There are broadly 2 approaches for obtaining feasible solutions to your problem, namely (1) Local search, and (ii) exact approaches (i.e. using solvers).
If you prefer to solve using exact approaches i.e. model the problem using a solver, then your best bet may be to model the problem using a Constraint Programming solver. At least from what I gather (so take it with a pinch of salt), CP tends to be more preferable over MIP approaches for scheduling problems, especially for problems that are more complicated than a single machine scheduling problem.
For local search methods, it would be helpful if you precisely define which approaches you have tried. I have to admit I have no personal experience working with the time-varying capacity of resources and have not all that frequently encountered problems (in papers) of the type you mention. Below I suggest a reasonably straightforward approach to try for your problem:
Model the problem using a disjunctive graph (just as it is done in Job Shop Problems (JSPs)), or alternative graph (if you have blocking constraints).
Assuming you have a feasible solution to your problem and that it is represented graphically on the disjunctive graph, now formulate some simple swap moves using the critical path of the current solution. Resources that may be helpful to you here are swap neighborhoods for JSPs, and problems that have buffers with capacities. Another interesting neighborhood to look at is the Job Insertion neighborhood.
Generate new neighbors in your neighborhood with those swap moves. For each neighbor, compute a schedule using the longest path algorithm with the help of a graphical representation of the solution.

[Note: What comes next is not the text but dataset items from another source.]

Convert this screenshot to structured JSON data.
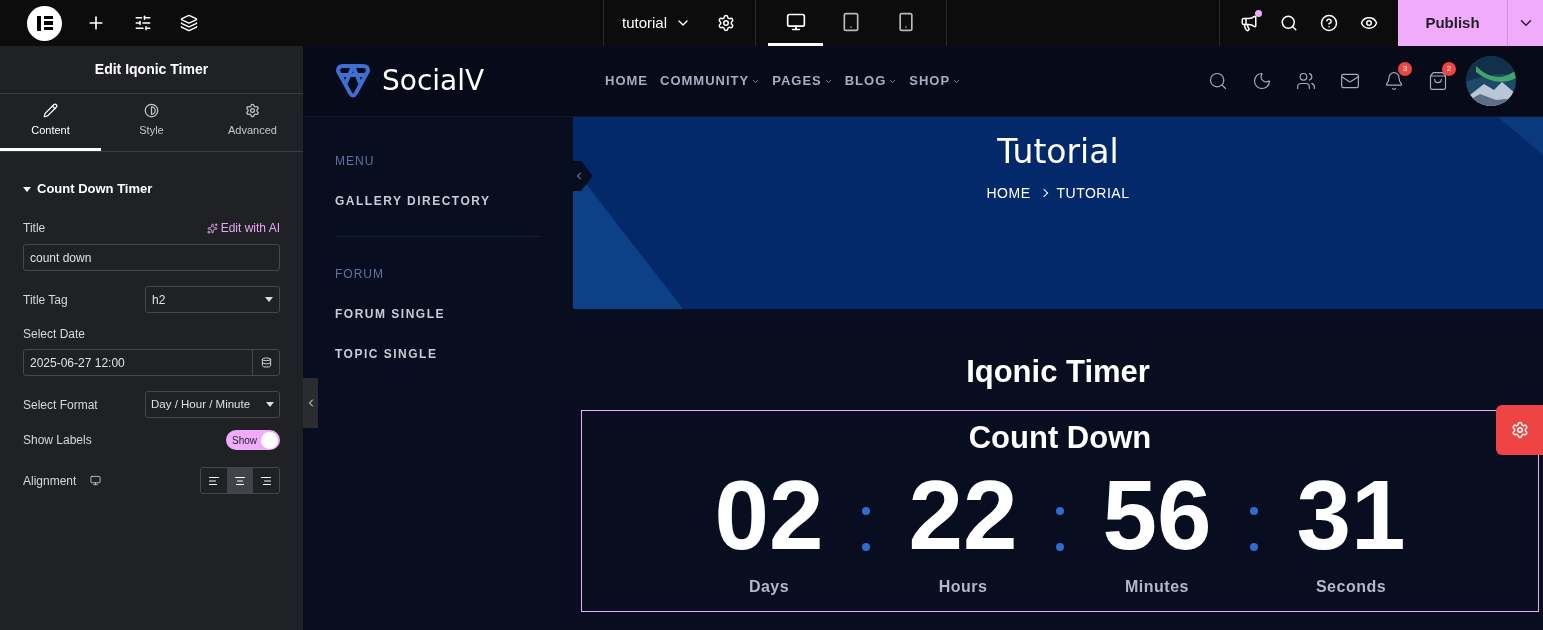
{
  "top_bar": {
    "page_name": "tutorial",
    "devices": [
      {
        "kind": "desktop",
        "selected": true
      },
      {
        "kind": "tablet",
        "selected": false
      },
      {
        "kind": "mobile",
        "selected": false
      }
    ],
    "notification_dot": true,
    "publish": "Publish"
  },
  "panel": {
    "title": "Edit Iqonic Timer",
    "tabs": [
      {
        "kind": "content",
        "label": "Content",
        "selected": true
      },
      {
        "kind": "style",
        "label": "Style",
        "selected": false
      },
      {
        "kind": "advanced",
        "label": "Advanced",
        "selected": false
      }
    ],
    "section": {
      "title": "Count Down Timer",
      "expanded": true
    },
    "title_field": {
      "label": "Title",
      "ai_link": "Edit with AI",
      "value": "count down"
    },
    "title_tag": {
      "label": "Title Tag",
      "value": "h2"
    },
    "select_date": {
      "label": "Select Date",
      "value": "2025-06-27 12:00"
    },
    "select_format": {
      "label": "Select Format",
      "value": "Day / Hour / Minute"
    },
    "show_labels": {
      "label": "Show Labels",
      "toggle_text": "Show",
      "on": true
    },
    "alignment": {
      "label": "Alignment",
      "options": [
        {
          "kind": "left",
          "selected": false
        },
        {
          "kind": "center",
          "selected": true
        },
        {
          "kind": "right",
          "selected": false
        }
      ]
    }
  },
  "site": {
    "logo": "SocialV",
    "nav": [
      {
        "label": "HOME",
        "dropdown": false
      },
      {
        "label": "COMMUNITY",
        "dropdown": true
      },
      {
        "label": "PAGES",
        "dropdown": true
      },
      {
        "label": "BLOG",
        "dropdown": true
      },
      {
        "label": "SHOP",
        "dropdown": true
      }
    ],
    "header_icons": [
      {
        "kind": "search"
      },
      {
        "kind": "moon"
      },
      {
        "kind": "users"
      },
      {
        "kind": "mail"
      },
      {
        "kind": "bell",
        "badge": "3"
      },
      {
        "kind": "bag",
        "badge": "2"
      }
    ],
    "sidebar": [
      {
        "heading": "MENU",
        "items": [
          "GALLERY DIRECTORY"
        ]
      },
      {
        "heading": "FORUM",
        "items": [
          "FORUM SINGLE",
          "TOPIC SINGLE"
        ]
      }
    ],
    "hero": {
      "title": "Tutorial",
      "breadcrumb": [
        "HOME",
        "TUTORIAL"
      ]
    },
    "widget_heading": "Iqonic Timer",
    "timer": {
      "title": "Count Down",
      "units": [
        {
          "value": "02",
          "label": "Days"
        },
        {
          "value": "22",
          "label": "Hours"
        },
        {
          "value": "56",
          "label": "Minutes"
        },
        {
          "value": "31",
          "label": "Seconds"
        }
      ]
    }
  }
}
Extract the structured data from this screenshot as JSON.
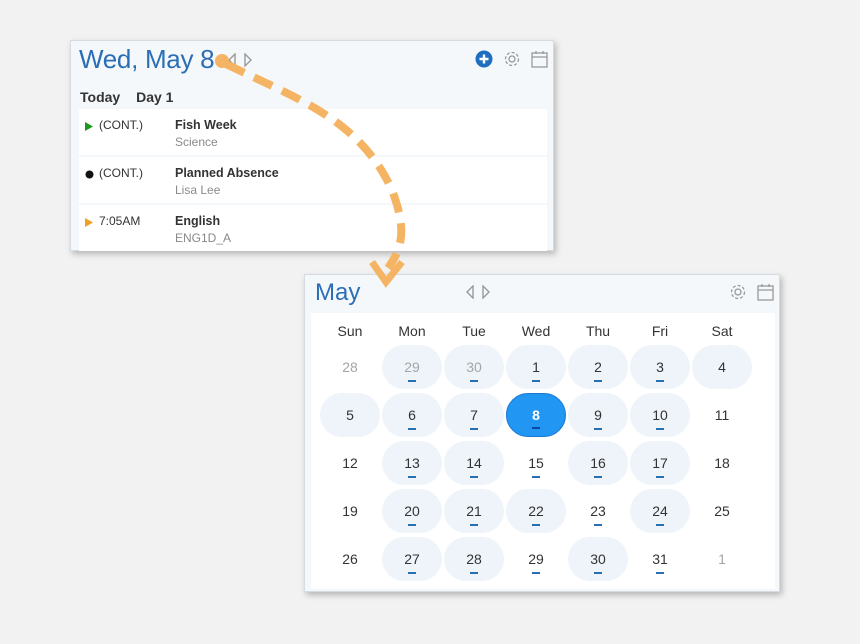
{
  "day_panel": {
    "title": "Wed, May 8",
    "today_label": "Today",
    "day_label": "Day 1",
    "events": [
      {
        "marker": "green-triangle",
        "marker_color": "#1a9a1a",
        "time": "(CONT.)",
        "title": "Fish Week",
        "subtitle": "Science"
      },
      {
        "marker": "black-dot",
        "marker_color": "#111111",
        "time": "(CONT.)",
        "title": "Planned Absence",
        "subtitle": "Lisa Lee"
      },
      {
        "marker": "orange-triangle",
        "marker_color": "#f0a020",
        "time": "7:05AM",
        "title": "English",
        "subtitle": "ENG1D_A"
      }
    ]
  },
  "month_panel": {
    "title": "May",
    "weekdays": [
      "Sun",
      "Mon",
      "Tue",
      "Wed",
      "Thu",
      "Fri",
      "Sat"
    ],
    "weeks": [
      [
        {
          "d": "28",
          "muted": true,
          "shaded": false,
          "dot": false
        },
        {
          "d": "29",
          "muted": true,
          "shaded": true,
          "dot": true
        },
        {
          "d": "30",
          "muted": true,
          "shaded": true,
          "dot": true
        },
        {
          "d": "1",
          "muted": false,
          "shaded": true,
          "dot": true
        },
        {
          "d": "2",
          "muted": false,
          "shaded": true,
          "dot": true
        },
        {
          "d": "3",
          "muted": false,
          "shaded": true,
          "dot": true
        },
        {
          "d": "4",
          "muted": false,
          "shaded": true,
          "dot": false
        }
      ],
      [
        {
          "d": "5",
          "muted": false,
          "shaded": true,
          "dot": false
        },
        {
          "d": "6",
          "muted": false,
          "shaded": true,
          "dot": true
        },
        {
          "d": "7",
          "muted": false,
          "shaded": true,
          "dot": true
        },
        {
          "d": "8",
          "muted": false,
          "shaded": false,
          "dot": true,
          "selected": true
        },
        {
          "d": "9",
          "muted": false,
          "shaded": true,
          "dot": true
        },
        {
          "d": "10",
          "muted": false,
          "shaded": true,
          "dot": true
        },
        {
          "d": "11",
          "muted": false,
          "shaded": false,
          "dot": false
        }
      ],
      [
        {
          "d": "12",
          "muted": false,
          "shaded": false,
          "dot": false
        },
        {
          "d": "13",
          "muted": false,
          "shaded": true,
          "dot": true
        },
        {
          "d": "14",
          "muted": false,
          "shaded": true,
          "dot": true
        },
        {
          "d": "15",
          "muted": false,
          "shaded": false,
          "dot": true
        },
        {
          "d": "16",
          "muted": false,
          "shaded": true,
          "dot": true
        },
        {
          "d": "17",
          "muted": false,
          "shaded": true,
          "dot": true
        },
        {
          "d": "18",
          "muted": false,
          "shaded": false,
          "dot": false
        }
      ],
      [
        {
          "d": "19",
          "muted": false,
          "shaded": false,
          "dot": false
        },
        {
          "d": "20",
          "muted": false,
          "shaded": true,
          "dot": true
        },
        {
          "d": "21",
          "muted": false,
          "shaded": true,
          "dot": true
        },
        {
          "d": "22",
          "muted": false,
          "shaded": true,
          "dot": true
        },
        {
          "d": "23",
          "muted": false,
          "shaded": false,
          "dot": true
        },
        {
          "d": "24",
          "muted": false,
          "shaded": true,
          "dot": true
        },
        {
          "d": "25",
          "muted": false,
          "shaded": false,
          "dot": false
        }
      ],
      [
        {
          "d": "26",
          "muted": false,
          "shaded": false,
          "dot": false
        },
        {
          "d": "27",
          "muted": false,
          "shaded": true,
          "dot": true
        },
        {
          "d": "28",
          "muted": false,
          "shaded": true,
          "dot": true
        },
        {
          "d": "29",
          "muted": false,
          "shaded": false,
          "dot": true
        },
        {
          "d": "30",
          "muted": false,
          "shaded": true,
          "dot": true
        },
        {
          "d": "31",
          "muted": false,
          "shaded": false,
          "dot": true
        },
        {
          "d": "1",
          "muted": true,
          "shaded": false,
          "dot": false
        }
      ]
    ]
  },
  "icons": {
    "add": "plus-circle-icon",
    "settings": "gear-icon",
    "calendar": "calendar-icon",
    "prev": "chevron-left-icon",
    "next": "chevron-right-icon"
  },
  "colors": {
    "accent": "#2a6fb5",
    "selected_day": "#2196f3",
    "arrow": "#f4b463"
  }
}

Suppose the new solution violates any resource capacity, then check whether inserting wait times can make your problem feasible to the resource constraints. This is perhaps doable as a simple LP. Suppose inserting wait times does not help, then a common strategy in local search is to accept the solution, but the way you measure the quality of the infeasible solution is to make it the sum of it's completion time plus some penalty terms to indicate the degree of resource violation of the solution. You can implement this simple strategy using a meta-heuristic such as late acceptance, but alternatives exist.
In summary ( perhaps more directly answers your question on decomposing the problem), implement a local search procedure that decomposes the problem into 2 stages:
(1) Resource allocation and sequencing phase, which allocates and establishes the sequence in which each resource gets allocated to the different jobs within those projects and (2) compute a schedule using say Depth-first search (DFS) or exact solver such that the solution is feasible w.r.t time-varying nature of the availability of resources. With this approach, you can iterate from one solution to another (in a local search manner) by only worrying about the way in which resources are allocated to those projects, the scheduling portion can be given to an exact solver or computed heuristically using a search procedure like DFS.
In my personal experience for scheduling problems with complicated constraints, the above approach seems to outperform the best primal solution returned by CP solvers within practical time limits (like 30 mins). However bear in mind that, considerable effort may be needed on part of the heuristic designer for optimizing the many sub-components with the approach I suggested.